France Villes et territoires Durables est partenaire du poste diplomatique à Bucarest, qui anime la démarche Orase Durabile pour les villes durables roumaines. Magali Vuillaume, attaché de coopération, nous partage sa vision des enjeux locaux et témoigne de la valeur ajoutée de l’association en appui à la coopération bilatérale.

 

Quels sont les principaux enjeux en Roumanie en termes d’aménagement urbain durable?  

De mon point de vue, les enjeux en Roumanie en termes d’aménagement urbain durable sont avant tout des enjeux liés à la gouvernance locale. Si le modèle d’organisation territoriale roumain est largement inspiré du modèle français (en particulier au niveau des « judete » qui sont l’équivalent des départements), il diffère sur deux échelons qui se sont avérés essentiels en France pour la mise en place de stratégies d’aménagement durable : l’intercommunalité (et les réflexions à l’échelle de « bassins de vie ») et les régions. Ces deux échelons n’existent pas, ou sous des formats très partiels, en Roumanie. Des réflexions sont en cours sur une réforme territoriale, et des « consortia administratifs », qui permettront à des communes de se regrouper pour travailler ensemble sur des objectifs communs en matière de développement du territoire, devraient voir le jour en 2024. Ce sera en théorie la première étape d’une réforme territoriale plus vaste.
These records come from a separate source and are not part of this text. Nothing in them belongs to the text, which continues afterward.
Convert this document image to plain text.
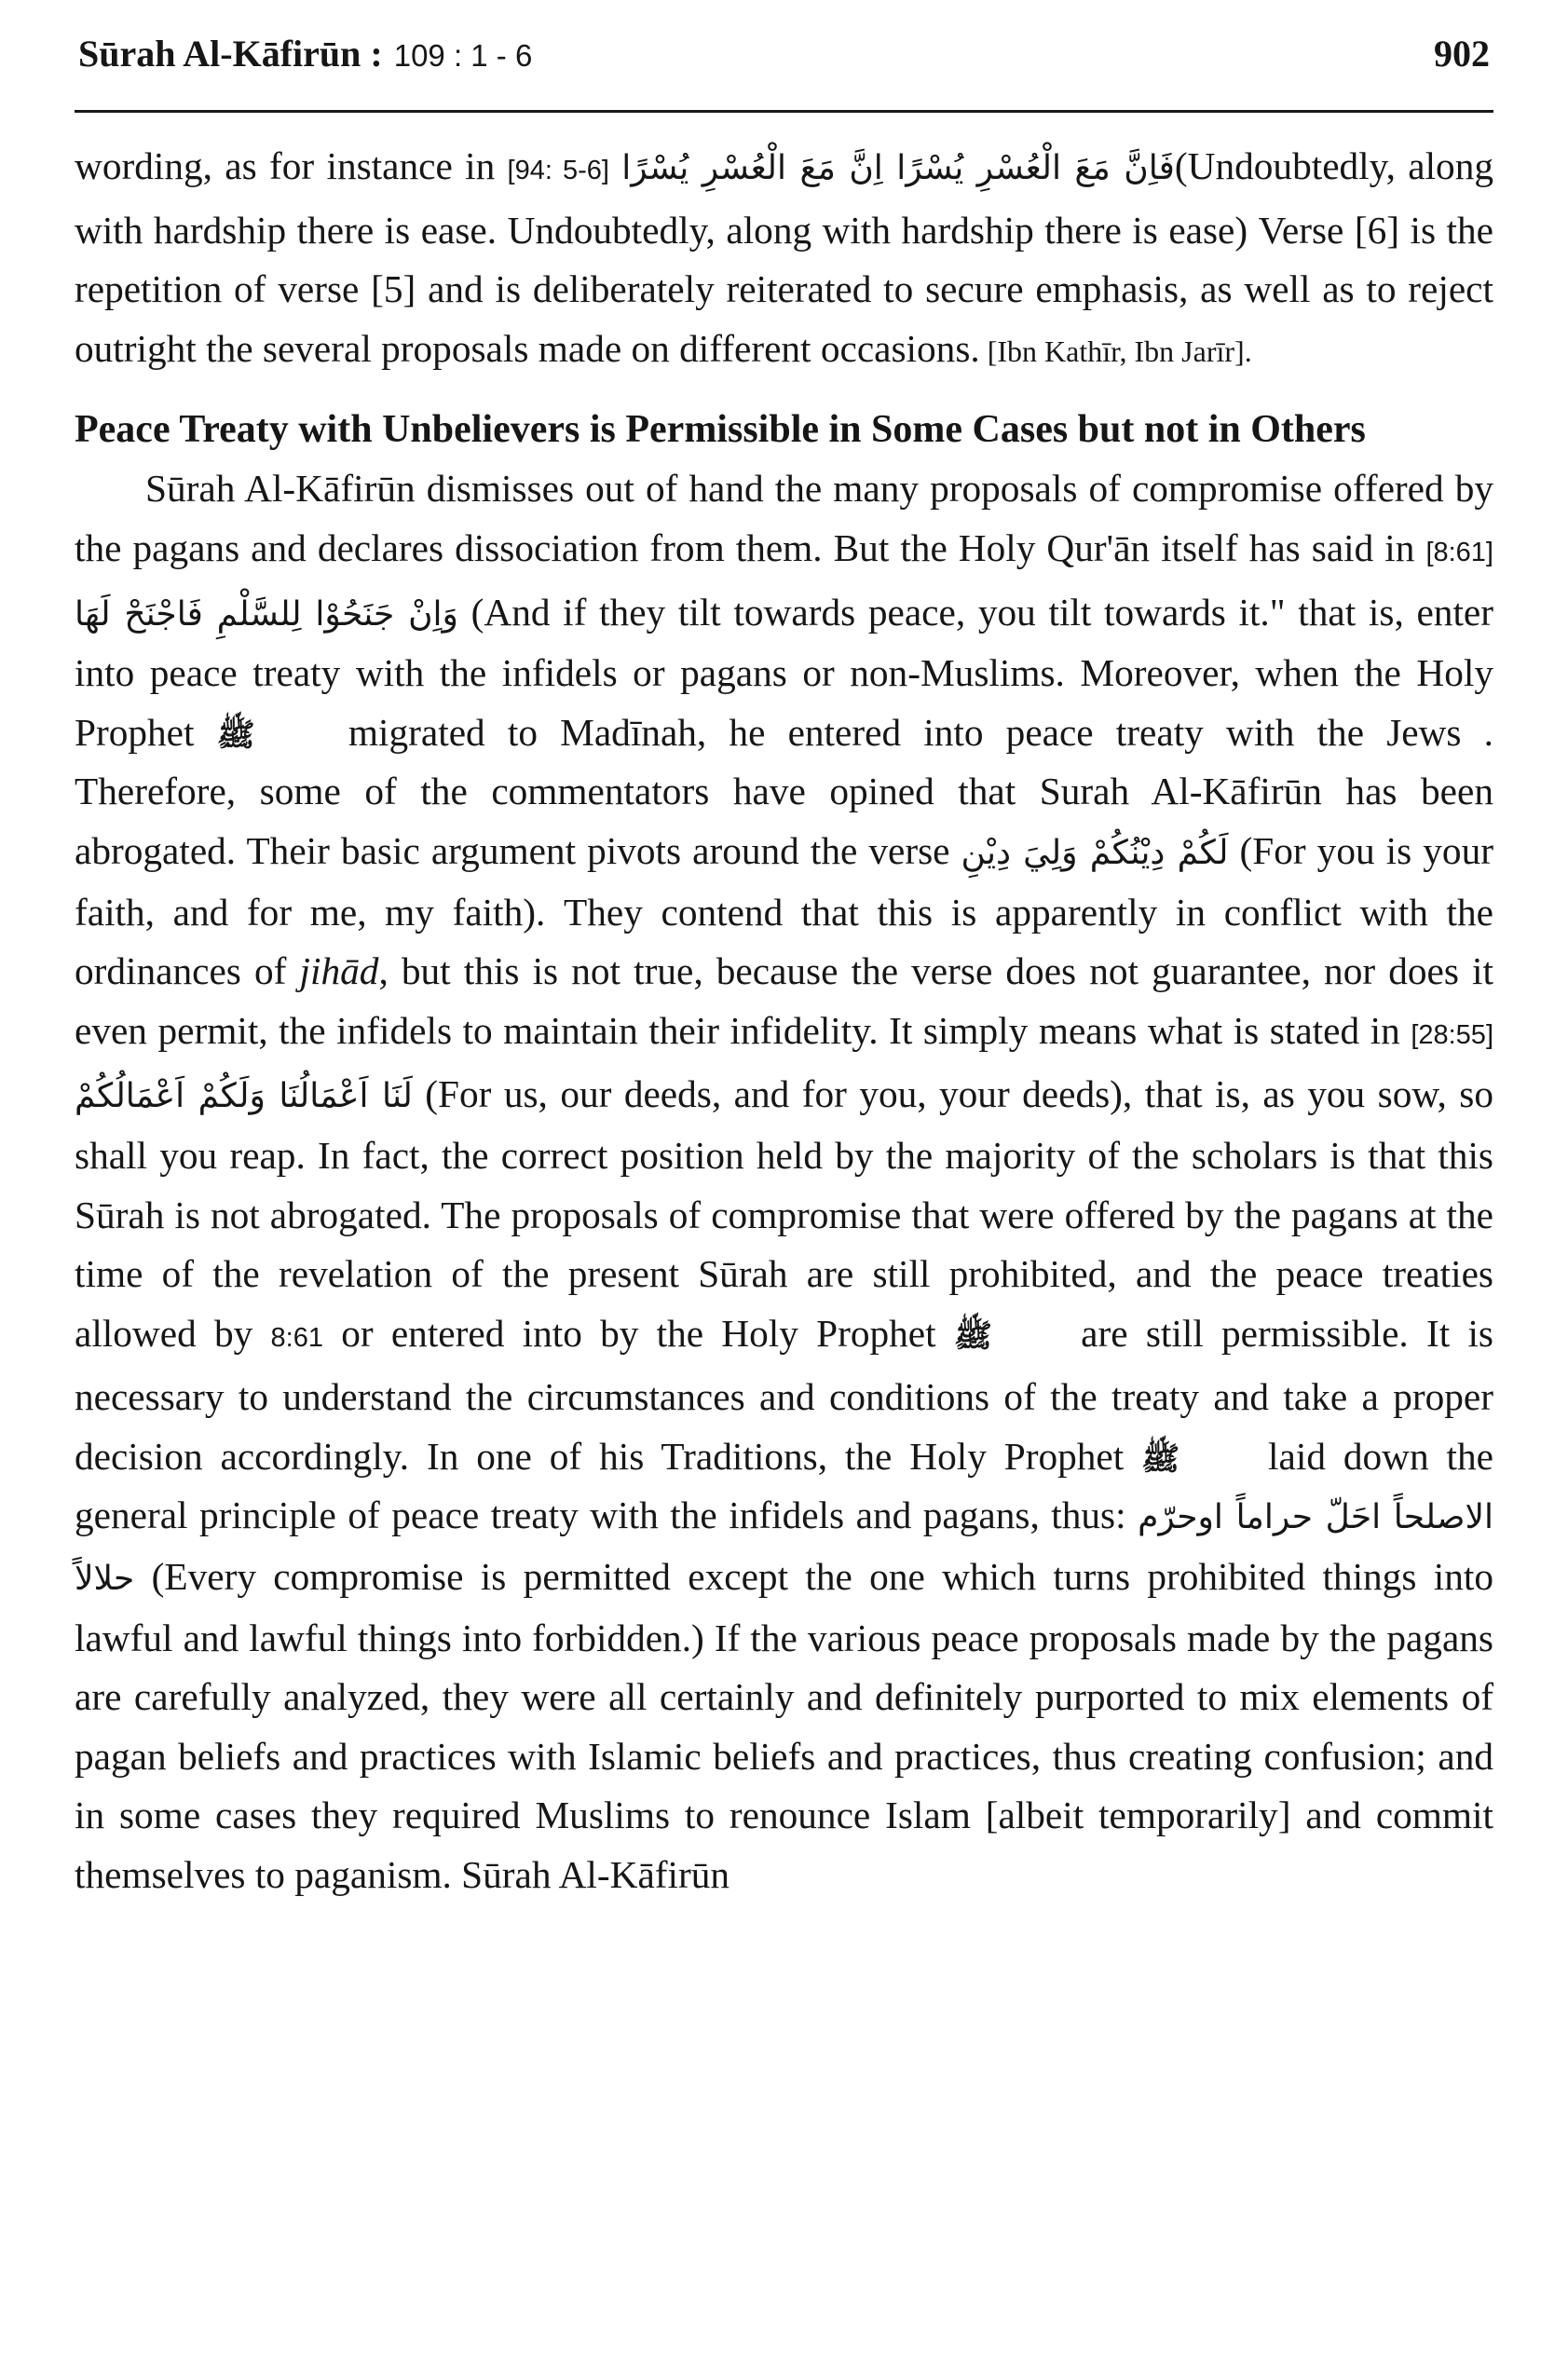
Sūrah Al-Kāfirūn : 109 : 1 - 6	902

wording, as for instance in [94: 5-6] فَاِنَّ مَعَ الْعُسْرِ يُسْرًا اِنَّ مَعَ الْعُسْرِ يُسْرًا(Undoubtedly, along with hardship there is ease. Undoubtedly, along with hardship there is ease) Verse [6] is the repetition of verse [5] and is deliberately reiterated to secure emphasis, as well as to reject outright the several proposals made on different occasions. [Ibn Kathīr, Ibn Jarīr].

Peace Treaty with Unbelievers is Permissible in Some Cases but not in Others

Sūrah Al-Kāfirūn dismisses out of hand the many proposals of compromise offered by the pagans and declares dissociation from them. But the Holy Qur'ān itself has said in [8:61] وَاِنْ جَنَحُوْا لِلسَّلْمِ فَاجْنَحْ لَهَا (And if they tilt towards peace, you tilt towards it." that is, enter into peace treaty with the infidels or pagans or non-Muslims. Moreover, when the Holy Prophet ﷺ migrated to Madīnah, he entered into peace treaty with the Jews . Therefore, some of the commentators have opined that Surah Al-Kāfirūn has been abrogated. Their basic argument pivots around the verse لَكُمْ دِيْنُكُمْ وَلِيَ دِيْنِ (For you is your faith, and for me, my faith). They contend that this is apparently in conflict with the ordinances of jihād, but this is not true, because the verse does not guarantee, nor does it even permit, the infidels to maintain their infidelity. It simply means what is stated in [28:55] لَنَا اَعْمَالُنَا وَلَكُمْ اَعْمَالُكُمْ (For us, our deeds, and for you, your deeds), that is, as you sow, so shall you reap. In fact, the correct position held by the majority of the scholars is that this Sūrah is not abrogated. The proposals of compromise that were offered by the pagans at the time of the revelation of the present Sūrah are still prohibited, and the peace treaties allowed by 8:61 or entered into by the Holy Prophet ﷺ are still permissible. It is necessary to understand the circumstances and conditions of the treaty and take a proper decision accordingly. In one of his Traditions, the Holy Prophet ﷺ laid down the general principle of peace treaty with the infidels and pagans, thus: الاصلحاً احَلّ حراماً اوحرّم حلالاً (Every compromise is permitted except the one which turns prohibited things into lawful and lawful things into forbidden.) If the various peace proposals made by the pagans are carefully analyzed, they were all certainly and definitely purported to mix elements of pagan beliefs and practices with Islamic beliefs and practices, thus creating confusion; and in some cases they required Muslims to renounce Islam [albeit temporarily] and commit themselves to paganism. Sūrah Al-Kāfirūn
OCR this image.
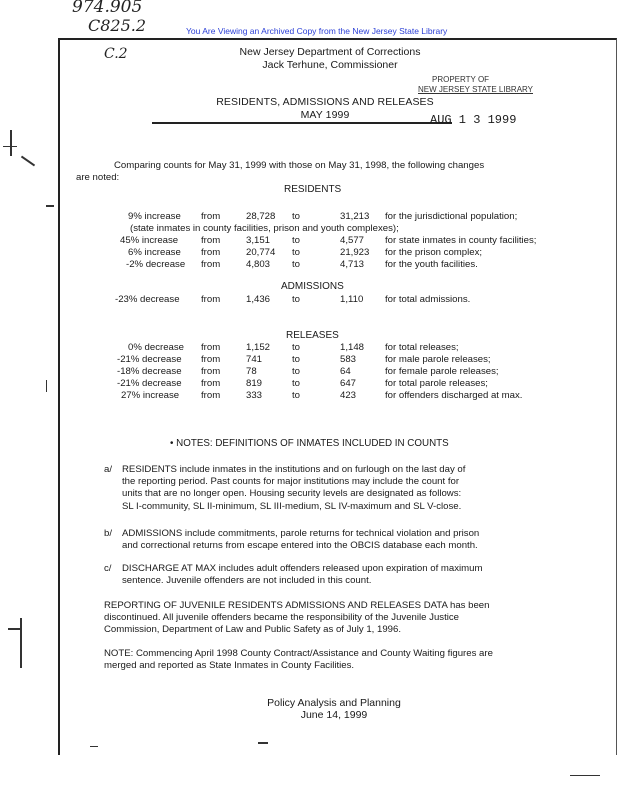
974.905
C825.2	You Are Viewing an Archived Copy from the New Jersey State Library
C.2	New Jersey Department of Corrections
Jack Terhune, Commissioner
PROPERTY OF
NEW JERSEY STATE LIBRARY
RESIDENTS, ADMISSIONS AND RELEASES
MAY 1999	AUG 1 3 1999
Comparing counts for May 31, 1999 with those on May 31, 1998, the following changes
are noted:
RESIDENTS
9% increase from	28,728 to	31,213 for the jurisdictional population;
(state inmates in county facilities, prison and youth complexes);
45% increase from	3,151 to	4,577 for state inmates in county facilities;
6% increase from	20,774 to	21,923 for the prison complex;
-2% decrease from	4,803 to	4,713 for the youth facilities.
ADMISSIONS
-23% decrease from	1,436 to	1,110 for total admissions.
RELEASES
0% decrease from	1,152 to	1,148 for total releases;
-21% decrease from	741	to	583	for male parole releases;
-18% decrease from	78	to	64	for female parole releases;
-21% decrease from	819	to	647	for total parole releases;
27% increase from	333	to	423	for offenders discharged at max.
• NOTES: DEFINITIONS OF INMATES INCLUDED IN COUNTS
a/ RESIDENTS include inmates in the institutions and on furlough on the last day of
the reporting period. Past counts for major institutions may include the count for
units that are no longer open. Housing security levels are designated as follows:
SL I-community, SL II-minimum, SL III-medium, SL IV-maximum and SL V-close.
b/ ADMISSIONS include commitments, parole returns for technical violation and prison
and correctional returns from escape entered into the OBCIS database each month.
c/ DISCHARGE AT MAX includes adult offenders released upon expiration of maximum
sentence. Juvenile offenders are not included in this count.
REPORTING OF JUVENILE RESIDENTS ADMISSIONS AND RELEASES DATA has been
discontinued. All juvenile offenders became the responsibility of the Juvenile Justice
Commission, Department of Law and Public Safety as of July 1, 1996.
NOTE: Commencing April 1998 County Contract/Assistance and County Waiting figures are
merged and reported as State Inmates in County Facilities.
Policy Analysis and Planning
June 14, 1999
L’autre enjeu pour la Roumanie est de se doter d’outils publics qui puissent accompagner les collectivités dans la conception et la mise en œuvre de leur projet d’aménagement durable. La Roumanie est passée très rapidement et sans transition d’un système communiste hyper centralisé, à un système décentralisé, dans lequel les collectivités locales ont eu un rôle croissant dans les décisions concernant l’aménagement et l’avenir de leur territoire, mais sans y être pleinement préparées. Les années qui ont suivi la chute du communisme ont été assez chaotiques : la législation antérieure concernant la planification stratégique a été abrogée et une réglementation minimale concernant essentiellement le droit de construction a été adoptée. Ce vide législatif a été en partie comblé depuis, et un code de l’urbanisme est en train de voir le jour, mais des outils de type agences d’urbanisme (mais aussi des outils comme le Cerema) seraient particulièrement précieux pour donner corps aux orientations données par la législation nationale et accompagner les collectivités en leur fournissant l’expertise nécessaire. Cela permettra de limiter un autre phénomène observable : la fabrique de la ville par une agrégation de projets privés, et non selon une planification pensée par la collectivité en concertation avec ses habitants. L’enjeu est donc à mon sens également un rééquilibrage de ce rapport entre acteurs publics et privés, une redéfinition des rôles de chacun, en remettant la collectivité et son projet de territoire au cœur du processus de développement urbain. 

 

Comment le poste diplomatique s’inscrit-il en soutien sur ces enjeux, notamment via la démarche Orase Durabile ? 

Depuis plusieurs années l’Ambassade de France a lancé une initiative intitulée « Orase durabile » (ville durable en roumain) qui comprend deux volets : le lancement d’un concours à destination des collectivités roumaines sur les enjeux de transition écologique, dans le but de valoriser les bonnes pratiques locales ; et une conférence annuelle sur la ville durable organisée par l’Ambassade, la chambre de commerce France Roumanie et Business France, et qui permet de mettre en lumière ces enjeux, les solutions existantes et valoriser le savoir-faire des entreprises françaises. Cette initiative est bien identifiée dans le paysage institutionnel roumain sur ces questions, et nous entendons la poursuivre dans les prochaines années. En 2023 nous avons organisé ce concours en partenariat avec le ministère de la Transition écologique et de la cohésion des territoires et le Cerema, sur le thème des écoquartiers, en s’appuyant sur le référentiel développé en France. Le ministère de la Transition écologique a financé un accompagnement des deux collectivités lauréates, qui est actuellement en cours, et qui s’achèvera en février prochain par un séminaire de restitution et de réflexion sur la démarche dans chacune des deux collectivités. Nous souhaitons poursuivre cette démarche en 2024 afin de soutenir la diffusion de démarches intégrées de développement urbain durable en Roumanie et contribuer, en lien avec le ministère roumain du Développement, des travaux publics et de l’administration et les collectivités roumaines, à l’émergence d’un référentiel roumain sur les écoquartiers.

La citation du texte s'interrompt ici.